Ao rebater ataques de Lula e do PT, Moro repetiu, em sua defesa, que a condenação do ex-presidente foi confirmada por tribunais superiores e classificou como “um erro judiciário” a declaração de parcialidade decidida pela Segunda Turma e confirmada pelo plenário do STF (Supremo Tribunal Federal).
O ex-juiz repudiou o que chamou de “tentativa de revisionismo histórico“. “As pessoas sabem a verdade do que aconteceu, e os fatos são incontestáveis. Durante os governos do Partido dos Trabalhadores, tivemos os maiores escândalos de corrupção, o mensalão e o petrolão”, afirmou, sob aplausos.

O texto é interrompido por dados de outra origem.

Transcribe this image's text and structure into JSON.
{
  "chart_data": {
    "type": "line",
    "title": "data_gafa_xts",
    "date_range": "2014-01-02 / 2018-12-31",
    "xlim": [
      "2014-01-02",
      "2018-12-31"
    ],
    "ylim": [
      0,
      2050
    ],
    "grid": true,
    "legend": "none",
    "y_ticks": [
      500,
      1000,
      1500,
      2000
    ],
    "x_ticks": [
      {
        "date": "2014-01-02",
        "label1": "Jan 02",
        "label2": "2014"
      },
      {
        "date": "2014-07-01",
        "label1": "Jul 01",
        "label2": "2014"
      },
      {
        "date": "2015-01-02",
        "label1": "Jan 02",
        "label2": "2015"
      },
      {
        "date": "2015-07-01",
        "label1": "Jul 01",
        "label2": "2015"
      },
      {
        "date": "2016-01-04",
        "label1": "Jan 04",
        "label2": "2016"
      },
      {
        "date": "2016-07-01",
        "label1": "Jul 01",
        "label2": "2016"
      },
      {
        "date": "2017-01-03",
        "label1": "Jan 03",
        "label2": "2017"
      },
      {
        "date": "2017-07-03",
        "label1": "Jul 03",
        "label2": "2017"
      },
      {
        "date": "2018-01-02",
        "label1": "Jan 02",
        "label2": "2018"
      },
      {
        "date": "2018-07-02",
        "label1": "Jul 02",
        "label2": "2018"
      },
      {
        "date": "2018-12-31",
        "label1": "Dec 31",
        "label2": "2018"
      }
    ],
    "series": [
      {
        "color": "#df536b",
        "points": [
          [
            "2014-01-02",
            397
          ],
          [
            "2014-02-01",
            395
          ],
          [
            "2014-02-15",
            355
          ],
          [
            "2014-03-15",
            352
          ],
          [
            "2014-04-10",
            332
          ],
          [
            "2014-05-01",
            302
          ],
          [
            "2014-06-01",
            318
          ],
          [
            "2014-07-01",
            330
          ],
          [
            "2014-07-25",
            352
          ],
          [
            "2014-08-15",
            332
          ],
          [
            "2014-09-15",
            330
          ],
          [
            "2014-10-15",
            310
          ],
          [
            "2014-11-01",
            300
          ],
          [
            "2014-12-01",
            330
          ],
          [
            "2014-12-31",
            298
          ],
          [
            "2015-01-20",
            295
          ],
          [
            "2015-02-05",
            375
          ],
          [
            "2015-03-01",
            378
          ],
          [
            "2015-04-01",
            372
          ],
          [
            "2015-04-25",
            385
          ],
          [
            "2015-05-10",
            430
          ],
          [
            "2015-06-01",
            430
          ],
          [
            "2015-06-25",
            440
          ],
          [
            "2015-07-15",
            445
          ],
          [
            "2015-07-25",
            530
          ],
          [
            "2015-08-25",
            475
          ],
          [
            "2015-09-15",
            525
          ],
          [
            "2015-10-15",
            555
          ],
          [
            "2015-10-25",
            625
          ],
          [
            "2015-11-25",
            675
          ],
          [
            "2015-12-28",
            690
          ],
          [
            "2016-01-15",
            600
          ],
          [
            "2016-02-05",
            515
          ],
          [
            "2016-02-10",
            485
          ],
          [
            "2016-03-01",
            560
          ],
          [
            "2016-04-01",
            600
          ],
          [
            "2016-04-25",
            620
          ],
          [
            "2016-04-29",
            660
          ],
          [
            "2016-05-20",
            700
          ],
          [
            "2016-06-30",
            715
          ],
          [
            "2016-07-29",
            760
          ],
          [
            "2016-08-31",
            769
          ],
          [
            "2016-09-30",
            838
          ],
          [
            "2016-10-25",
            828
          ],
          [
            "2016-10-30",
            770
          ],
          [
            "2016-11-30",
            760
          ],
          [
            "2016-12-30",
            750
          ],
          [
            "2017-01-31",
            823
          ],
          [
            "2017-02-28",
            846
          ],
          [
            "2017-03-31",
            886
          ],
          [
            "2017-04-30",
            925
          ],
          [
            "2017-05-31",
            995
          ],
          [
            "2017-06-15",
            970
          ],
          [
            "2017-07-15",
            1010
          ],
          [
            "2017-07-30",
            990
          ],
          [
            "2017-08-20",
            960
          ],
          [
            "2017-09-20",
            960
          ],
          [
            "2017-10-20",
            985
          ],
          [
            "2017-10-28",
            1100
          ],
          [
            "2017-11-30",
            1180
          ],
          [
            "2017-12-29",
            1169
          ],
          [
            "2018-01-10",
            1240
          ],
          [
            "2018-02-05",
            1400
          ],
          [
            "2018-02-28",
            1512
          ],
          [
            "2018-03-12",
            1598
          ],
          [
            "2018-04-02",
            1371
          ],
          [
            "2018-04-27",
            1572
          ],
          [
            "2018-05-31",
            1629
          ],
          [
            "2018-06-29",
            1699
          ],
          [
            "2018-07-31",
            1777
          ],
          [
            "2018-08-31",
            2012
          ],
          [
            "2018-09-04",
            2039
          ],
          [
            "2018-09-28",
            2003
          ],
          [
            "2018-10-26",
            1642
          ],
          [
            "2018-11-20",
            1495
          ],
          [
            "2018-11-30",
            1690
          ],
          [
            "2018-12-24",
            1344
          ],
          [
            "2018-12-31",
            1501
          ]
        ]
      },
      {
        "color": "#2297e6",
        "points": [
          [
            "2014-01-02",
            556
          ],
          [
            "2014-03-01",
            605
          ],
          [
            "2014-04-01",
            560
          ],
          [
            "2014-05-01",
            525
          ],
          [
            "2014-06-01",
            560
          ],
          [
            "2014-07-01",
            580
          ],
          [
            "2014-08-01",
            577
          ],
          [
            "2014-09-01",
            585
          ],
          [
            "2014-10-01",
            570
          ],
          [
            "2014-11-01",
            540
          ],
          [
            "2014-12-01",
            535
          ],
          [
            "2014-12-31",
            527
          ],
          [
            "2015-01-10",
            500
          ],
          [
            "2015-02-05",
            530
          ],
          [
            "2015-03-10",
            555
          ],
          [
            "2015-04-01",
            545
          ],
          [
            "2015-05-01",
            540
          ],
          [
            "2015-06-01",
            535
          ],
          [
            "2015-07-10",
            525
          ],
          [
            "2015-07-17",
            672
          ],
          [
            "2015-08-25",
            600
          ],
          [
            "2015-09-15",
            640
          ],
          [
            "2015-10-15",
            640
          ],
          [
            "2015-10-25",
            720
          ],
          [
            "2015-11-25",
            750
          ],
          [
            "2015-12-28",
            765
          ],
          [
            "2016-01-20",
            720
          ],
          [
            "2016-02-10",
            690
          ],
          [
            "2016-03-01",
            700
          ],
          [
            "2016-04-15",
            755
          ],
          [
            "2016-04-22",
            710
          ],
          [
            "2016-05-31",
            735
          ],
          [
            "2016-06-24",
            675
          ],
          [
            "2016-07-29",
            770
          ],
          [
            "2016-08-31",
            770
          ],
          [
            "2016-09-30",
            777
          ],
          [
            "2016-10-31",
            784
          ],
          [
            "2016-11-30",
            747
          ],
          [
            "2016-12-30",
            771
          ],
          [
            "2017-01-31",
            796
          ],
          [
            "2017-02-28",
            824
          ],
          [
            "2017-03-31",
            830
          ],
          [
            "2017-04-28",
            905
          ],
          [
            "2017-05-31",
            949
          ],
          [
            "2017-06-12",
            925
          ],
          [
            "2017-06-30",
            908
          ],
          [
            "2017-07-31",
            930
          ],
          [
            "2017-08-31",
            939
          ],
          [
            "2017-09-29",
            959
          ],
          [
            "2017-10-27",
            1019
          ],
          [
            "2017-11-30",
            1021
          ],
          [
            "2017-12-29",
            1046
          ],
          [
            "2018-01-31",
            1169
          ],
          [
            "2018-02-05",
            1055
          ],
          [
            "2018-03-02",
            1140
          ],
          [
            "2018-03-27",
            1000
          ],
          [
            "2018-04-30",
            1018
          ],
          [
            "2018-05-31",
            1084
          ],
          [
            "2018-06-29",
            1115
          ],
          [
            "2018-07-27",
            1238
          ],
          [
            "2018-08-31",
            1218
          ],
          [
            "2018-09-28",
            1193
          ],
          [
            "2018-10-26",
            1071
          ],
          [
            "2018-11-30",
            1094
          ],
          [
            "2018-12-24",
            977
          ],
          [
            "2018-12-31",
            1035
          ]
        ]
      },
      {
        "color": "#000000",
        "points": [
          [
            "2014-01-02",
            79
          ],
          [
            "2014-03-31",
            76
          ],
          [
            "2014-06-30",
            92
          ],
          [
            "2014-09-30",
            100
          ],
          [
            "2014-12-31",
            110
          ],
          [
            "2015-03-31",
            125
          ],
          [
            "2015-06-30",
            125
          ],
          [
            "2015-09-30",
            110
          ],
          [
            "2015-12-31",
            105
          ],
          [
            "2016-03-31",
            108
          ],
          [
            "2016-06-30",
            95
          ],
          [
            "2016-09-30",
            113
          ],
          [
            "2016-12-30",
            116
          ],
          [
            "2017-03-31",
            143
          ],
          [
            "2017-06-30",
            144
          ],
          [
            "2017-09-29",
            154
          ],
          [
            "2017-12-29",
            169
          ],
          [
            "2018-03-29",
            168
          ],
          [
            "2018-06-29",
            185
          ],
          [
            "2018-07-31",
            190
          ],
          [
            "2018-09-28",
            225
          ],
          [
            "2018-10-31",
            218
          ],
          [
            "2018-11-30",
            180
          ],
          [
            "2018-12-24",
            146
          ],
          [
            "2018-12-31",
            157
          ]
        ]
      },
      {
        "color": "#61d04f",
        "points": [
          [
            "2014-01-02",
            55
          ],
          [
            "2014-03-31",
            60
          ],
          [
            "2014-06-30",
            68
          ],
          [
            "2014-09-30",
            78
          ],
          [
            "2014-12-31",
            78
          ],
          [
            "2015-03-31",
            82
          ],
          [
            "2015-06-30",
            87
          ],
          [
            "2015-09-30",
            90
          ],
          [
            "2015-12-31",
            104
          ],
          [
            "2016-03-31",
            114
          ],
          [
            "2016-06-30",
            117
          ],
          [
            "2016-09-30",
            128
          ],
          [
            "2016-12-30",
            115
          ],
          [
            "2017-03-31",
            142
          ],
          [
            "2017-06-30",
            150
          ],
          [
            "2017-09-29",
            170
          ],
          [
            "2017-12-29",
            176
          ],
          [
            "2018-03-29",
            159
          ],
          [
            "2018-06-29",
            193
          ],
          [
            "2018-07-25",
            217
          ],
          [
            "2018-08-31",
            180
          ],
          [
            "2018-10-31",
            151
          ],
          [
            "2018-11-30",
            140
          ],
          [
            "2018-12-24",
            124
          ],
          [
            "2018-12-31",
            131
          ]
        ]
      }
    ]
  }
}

Moro riu quando Gentili, irônico, indagou como ele se sente por ter levado à prisão “a alma mais honesta que o Brasil já conheceu”, em alusão a Lula. O ex-magistrado respondeu que, ao contrário do que insinua o ex-presidente, “um juiz não tem satisfação pessoal” em condenar ou prender alguém.
“Fiz meu trabalho. Decidi segundo a minha consciência. Foi um trabalho institucional”, resumiu, acrescentando que a Lava Jato descobriu “um sistema organizado de corrupção, que durou anos e alimentava tanto enriquecimento ilícito de agentes da Petrobras quanto de políticos”.
O 6º congresso anual do MBL ocorreu em um extenso espaço na Mooca que costuma receber festas e shows. Espalhados em áreas ventiladas, os participantes, na maioria homens, se dividiam entre os painéis e outras atividades. O ingresso custou R$ 200 por dia (ou R$ 300 pelos dois dias).
Com clima informal, o lugar tinha food trucks de comida e cerveja. Lojinhas espalhadas pelo local vendiam livros sobre o movimento e produtos como um boné azul que emula aquele popularizado na campanha de Donald Trump nos Estados Unidos, só que com a inscrição “Faça o Brasil livre, p0#@!”.
Também foram colocadas à venda camisetas com a expressão “Nem Lula nem Bolsonaro”, que esteve no centro da controvérsia que antecedeu a esvaziada manifestação contra Bolsonaro convocada pelo MBL para 12 de setembro.
Na época, o mote associado à defesa da chamada terceira via na eleição presidencial de 2022 foi uma das razões apontadas por setores da esquerda, sobretudo do PT, para evitar a adesão à marcha.
RAIO-X
MBL (Movimento Brasil Livre)
Ano de fundação: 2014
Histórico: Surgido como um movimento em defesa do liberalismo, convocou protestos contra o PT e pelo impeachment da presidente Dilma Rousseff (PT). Desde 2016 tem braços na política institucional, com membros eleitos com o apoio do grupo
Principais líderes: Kim Kataguiri, Renan Santos, Arthur do Val
Membros com mandato: quatro vereadores, entre eles Rubinho Nunes (PSL-SP); um deputado estadual, Arthur do Val, o Mamãe Falei (Patriota-SP); um deputado federal, Kim Kataguiri (DEM-SP)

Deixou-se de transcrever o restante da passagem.